交通事故 保険会社の同意書、その取り扱い

 任意保険では被害者よりしばしば同意書を取り付けます。これは損保が医療機関に調査に入るためには患者の同意書が必要になるからです。同意書を出しませんと、治療費など支払をしないと言ってきます。
 
 同意書を出した方がよいでしょうかという質問をよく受けますが、私の場合、普通は別に構わないと答えています。治療費を自賠責に被害者請求することもできるが一般の人にはかなりめんどうな手続きになるため、保険会社と病院との間で進めてもらう方が助かるからです。

 しかし、同意書を出したくないという人もいます。損保の担当者が変な人で最初からうその病気じゃないかと疑ってかかってくる例もあるからです。また、担当医師に対して早く治療を打ち切って欲しいなどと言ってくる例もあります。
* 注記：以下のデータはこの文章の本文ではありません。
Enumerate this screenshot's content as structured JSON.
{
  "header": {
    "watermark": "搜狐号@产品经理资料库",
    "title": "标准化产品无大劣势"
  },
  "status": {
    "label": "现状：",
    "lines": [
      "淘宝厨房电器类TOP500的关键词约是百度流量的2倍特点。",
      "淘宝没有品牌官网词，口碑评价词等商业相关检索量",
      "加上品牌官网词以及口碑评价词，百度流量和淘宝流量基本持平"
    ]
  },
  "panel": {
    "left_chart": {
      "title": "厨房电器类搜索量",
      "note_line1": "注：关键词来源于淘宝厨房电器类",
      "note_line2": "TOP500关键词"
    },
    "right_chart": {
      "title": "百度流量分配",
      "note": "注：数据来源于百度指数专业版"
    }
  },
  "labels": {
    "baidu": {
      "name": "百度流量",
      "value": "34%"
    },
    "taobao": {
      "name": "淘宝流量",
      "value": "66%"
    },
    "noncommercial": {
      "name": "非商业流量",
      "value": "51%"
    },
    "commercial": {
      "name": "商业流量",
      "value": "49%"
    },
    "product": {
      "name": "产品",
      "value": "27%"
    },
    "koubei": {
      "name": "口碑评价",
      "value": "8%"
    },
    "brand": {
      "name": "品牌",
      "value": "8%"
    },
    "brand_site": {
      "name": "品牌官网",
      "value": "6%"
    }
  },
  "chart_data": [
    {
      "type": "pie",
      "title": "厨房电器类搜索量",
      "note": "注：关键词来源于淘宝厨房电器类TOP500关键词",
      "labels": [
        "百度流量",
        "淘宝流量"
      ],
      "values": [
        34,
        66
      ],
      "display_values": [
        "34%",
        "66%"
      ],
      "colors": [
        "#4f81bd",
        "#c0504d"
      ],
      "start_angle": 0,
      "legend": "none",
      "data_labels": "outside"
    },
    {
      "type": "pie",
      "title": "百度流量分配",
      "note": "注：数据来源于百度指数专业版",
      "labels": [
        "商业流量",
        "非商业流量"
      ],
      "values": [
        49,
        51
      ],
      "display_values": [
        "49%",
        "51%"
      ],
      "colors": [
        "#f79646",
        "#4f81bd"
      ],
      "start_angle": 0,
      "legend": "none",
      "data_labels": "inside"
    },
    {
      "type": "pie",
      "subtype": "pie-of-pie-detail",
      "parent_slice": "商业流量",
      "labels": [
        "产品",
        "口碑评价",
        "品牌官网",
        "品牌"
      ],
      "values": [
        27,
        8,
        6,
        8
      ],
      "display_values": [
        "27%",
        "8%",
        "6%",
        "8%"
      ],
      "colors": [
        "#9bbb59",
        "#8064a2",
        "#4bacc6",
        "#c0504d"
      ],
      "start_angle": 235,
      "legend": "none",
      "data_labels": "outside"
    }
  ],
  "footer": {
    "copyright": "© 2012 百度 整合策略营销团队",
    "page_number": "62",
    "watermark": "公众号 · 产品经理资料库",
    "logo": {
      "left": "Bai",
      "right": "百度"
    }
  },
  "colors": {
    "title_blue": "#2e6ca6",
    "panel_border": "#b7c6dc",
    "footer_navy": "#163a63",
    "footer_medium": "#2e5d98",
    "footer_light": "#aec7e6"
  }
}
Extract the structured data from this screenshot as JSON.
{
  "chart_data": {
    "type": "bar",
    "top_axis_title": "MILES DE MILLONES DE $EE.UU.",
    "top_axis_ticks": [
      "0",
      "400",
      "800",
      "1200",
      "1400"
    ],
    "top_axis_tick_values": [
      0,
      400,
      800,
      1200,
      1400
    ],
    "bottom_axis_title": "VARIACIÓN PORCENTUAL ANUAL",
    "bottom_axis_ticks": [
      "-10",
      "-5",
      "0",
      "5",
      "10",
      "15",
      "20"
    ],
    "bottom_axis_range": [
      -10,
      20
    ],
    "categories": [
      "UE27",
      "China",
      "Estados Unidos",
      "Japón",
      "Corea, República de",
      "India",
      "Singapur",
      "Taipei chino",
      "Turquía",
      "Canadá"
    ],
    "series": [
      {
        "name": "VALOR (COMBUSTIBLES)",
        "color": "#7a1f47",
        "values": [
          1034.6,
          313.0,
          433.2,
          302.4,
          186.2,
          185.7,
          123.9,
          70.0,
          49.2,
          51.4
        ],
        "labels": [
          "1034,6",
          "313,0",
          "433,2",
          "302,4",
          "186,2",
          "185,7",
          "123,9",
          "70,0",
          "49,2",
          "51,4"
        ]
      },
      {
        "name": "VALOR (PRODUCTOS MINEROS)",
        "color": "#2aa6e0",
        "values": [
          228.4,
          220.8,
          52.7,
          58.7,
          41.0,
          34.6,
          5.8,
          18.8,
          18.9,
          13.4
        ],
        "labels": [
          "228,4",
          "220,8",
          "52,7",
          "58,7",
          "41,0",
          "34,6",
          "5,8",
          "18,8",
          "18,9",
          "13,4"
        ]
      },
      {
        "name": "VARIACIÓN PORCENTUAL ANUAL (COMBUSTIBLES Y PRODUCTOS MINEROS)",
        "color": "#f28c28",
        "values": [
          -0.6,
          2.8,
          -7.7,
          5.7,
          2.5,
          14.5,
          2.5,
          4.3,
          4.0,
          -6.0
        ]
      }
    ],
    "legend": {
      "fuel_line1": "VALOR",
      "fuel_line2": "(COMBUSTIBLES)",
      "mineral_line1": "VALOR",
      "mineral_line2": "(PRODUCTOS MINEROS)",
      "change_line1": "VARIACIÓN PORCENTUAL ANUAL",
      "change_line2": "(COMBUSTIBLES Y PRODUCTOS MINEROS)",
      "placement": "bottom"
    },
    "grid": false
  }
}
 あるいは、神経症状中心で自賠責の認定は期待できない例もあります。この場合は最初から訴訟を行うという戦略を採用します。はっきり対決姿勢を示すので、私の場合は同意書は提出しないことが多いです。

 労災で治療費が支払われるなら何も損保の世話になる必要はありません。この場合は同意書を出さないこともあります。労災で後遺障害認定をとり、労災の認定をもとに訴えを提起することもOKです。損保側には一切資料を出さず、資料収集させないという戦略もあります。